Azad Aydın : Hevgırtın - PDK ye bıraktığınız silahlara ve mühümata ne oldu ?

M. A. : Bildiğim kadarıyla A. Batê ve arkadaşları silah ve mühümatları satıp yediler.

Azad Aydın : Peki bir pêşmerge olarak arkadaşlarınızla bu surece niye mudahale yapmadınız ? Oyunların oynandığı anlaşılıyor. Ne dersiz ?

M. A. : Evet doğru bir tesbit. Hevgırtın - PDK kongreyi kazandığı için yetki ve çoğunluk onlardaydı. Bizde demokrasiye olan inancımızdan dolayı bu surece mudahale etmedik. Biz pêşmergeydik verilen emirlere uymak görevimizdi. Zaten aksi bir davranış yangına kürükle gitmek olurdu. Bizde ayrılmak süretiyle bu sureci kabul etmediğimizi açık bir şekilde ortaya koyduk.

Azad Aydın : Peki kongre sürecinde görev aldınızmı ?

M. A. : Hayır Avrupadan gelen rahmetli Hamreş Reşo ve arkaşları galiba bizden çekindikleri için kongrenin güvenliğini bize değil IKDP nin pêşmergelerine bıraktılar.

Azad Aydın : Çok tuhaf olsa gerek şimdi yerinizde olmak istemezdım. Çünkü bu durumu kabullenemezdim. ( Gülüşüyoruz ) Peki PDK - BAKUR' un bu günkü durumu hakında ne düşünüyorsunuz ?

M. A. : Çok zor bir soru sordun. Cevap vermek gerekirse parti olmaktan çıkmış sadece bir isim olarak vardır. Son 6 yıldır yerinde saymaktadır. Hamreş Reşo nun döneminde kongre kararı alındı. Güney Kurdistan da yer ayarlandı bütün hazırlıklar tamamlandı. Ama maalasef Bayran Ayaz ve gurubu bunu engeledi. Ben en kısa zamanda bir kongre yapılması tarafztarıyım. Her alanda yeniden yapılanmaya gitmek süretiyle 1965 TKDP geleneğinden gelen mucadele ruhunu ve örgütlenme ruhunu partide hakim kılmak olmazsa olmaz kabulündedir.

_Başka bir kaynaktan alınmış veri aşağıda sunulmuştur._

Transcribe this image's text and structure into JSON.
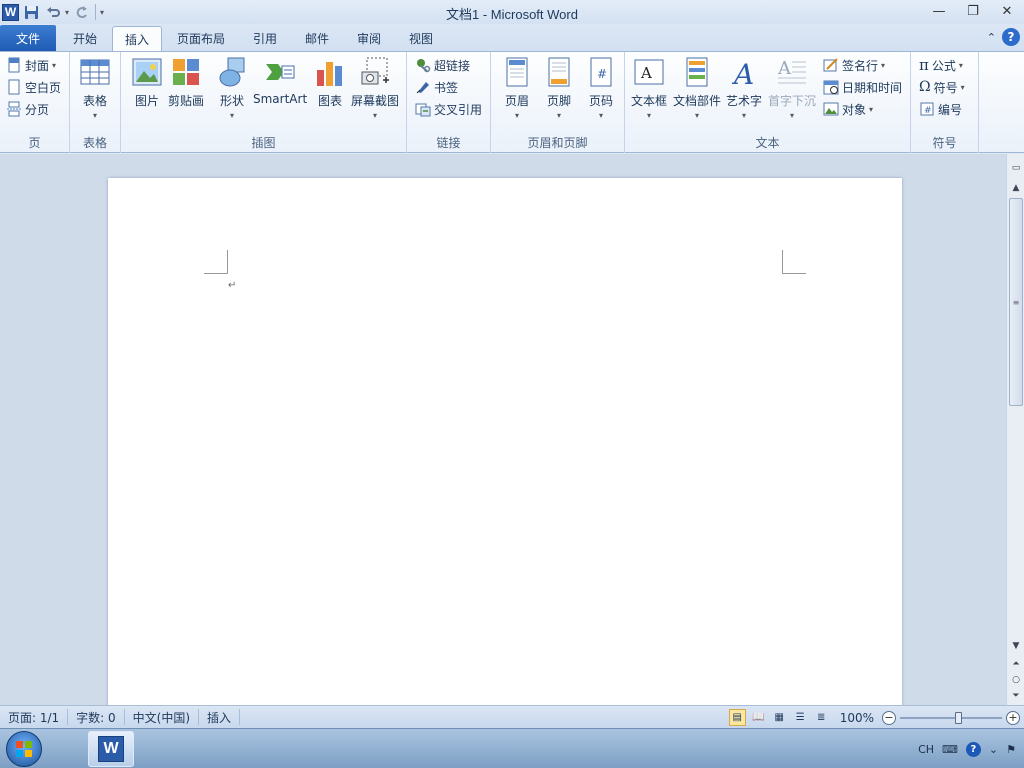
{
  "window": {
    "title": "文档1 - Microsoft Word",
    "app_icon_letter": "W"
  },
  "tabs": [
    {
      "label": "文件"
    },
    {
      "label": "开始"
    },
    {
      "label": "插入"
    },
    {
      "label": "页面布局"
    },
    {
      "label": "引用"
    },
    {
      "label": "邮件"
    },
    {
      "label": "审阅"
    },
    {
      "label": "视图"
    }
  ],
  "active_tab": "插入",
  "ribbon": {
    "pages": {
      "label": "页",
      "cover": "封面",
      "blank": "空白页",
      "break": "分页"
    },
    "tables": {
      "label": "表格",
      "table": "表格"
    },
    "illustrations": {
      "label": "插图",
      "picture": "图片",
      "clipart": "剪贴画",
      "shapes": "形状",
      "smartart": "SmartArt",
      "chart": "图表",
      "screenshot": "屏幕截图"
    },
    "links": {
      "label": "链接",
      "hyperlink": "超链接",
      "bookmark": "书签",
      "crossref": "交叉引用"
    },
    "header_footer": {
      "label": "页眉和页脚",
      "header": "页眉",
      "footer": "页脚",
      "page_number": "页码"
    },
    "text": {
      "label": "文本",
      "textbox": "文本框",
      "quickparts": "文档部件",
      "wordart": "艺术字",
      "dropcap": "首字下沉",
      "signature": "签名行",
      "datetime": "日期和时间",
      "object": "对象"
    },
    "symbols": {
      "label": "符号",
      "equation": "公式",
      "symbol": "符号",
      "number": "编号"
    }
  },
  "document": {
    "paragraph_mark": "↵"
  },
  "statusbar": {
    "page": "页面: 1/1",
    "words": "字数: 0",
    "language": "中文(中国)",
    "mode": "插入",
    "zoom": "100%",
    "zoom_minus": "−",
    "zoom_plus": "+"
  },
  "taskbar": {
    "ime": "CH"
  },
  "colors": {
    "file_tab": "#2a64bd",
    "ribbon_bg": "#f4f8fc",
    "accent": "#2d6ccb"
  }
}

Azad Aydın : Partide sanırım bir liderlik sorunu var. Sizin kafanızda bir isim varmı ? Veya lider olacak kişi hangi vasıfları taşımalıdır ? Bence genç, çalışan, dinamik, fedakar ve vizyon sahibi olup partinin siyasi ve askeri çizgısine hakim olmalıdır. Ne dersin ?

M. A. : Aslında yerinde bir tesbit. Kafamda isim olarak kimse yok. Ama otoriter politik sorun yaratan deyil çözen örgütleyen kararlı deneten vede partinin, ulusumuzun menfaatlerini kendi menfaatlerinin önünde tutan olmalıdır.

Azad Aydın : Bize deyerli vaktinizi ayırdığınız için teşekür ederım. Umarım yakında kongerede buluşuruz.

M. A. : Ben teşekür ederim. Eyer aydınlata bildiysem bundan büyük mutluluk duyarım.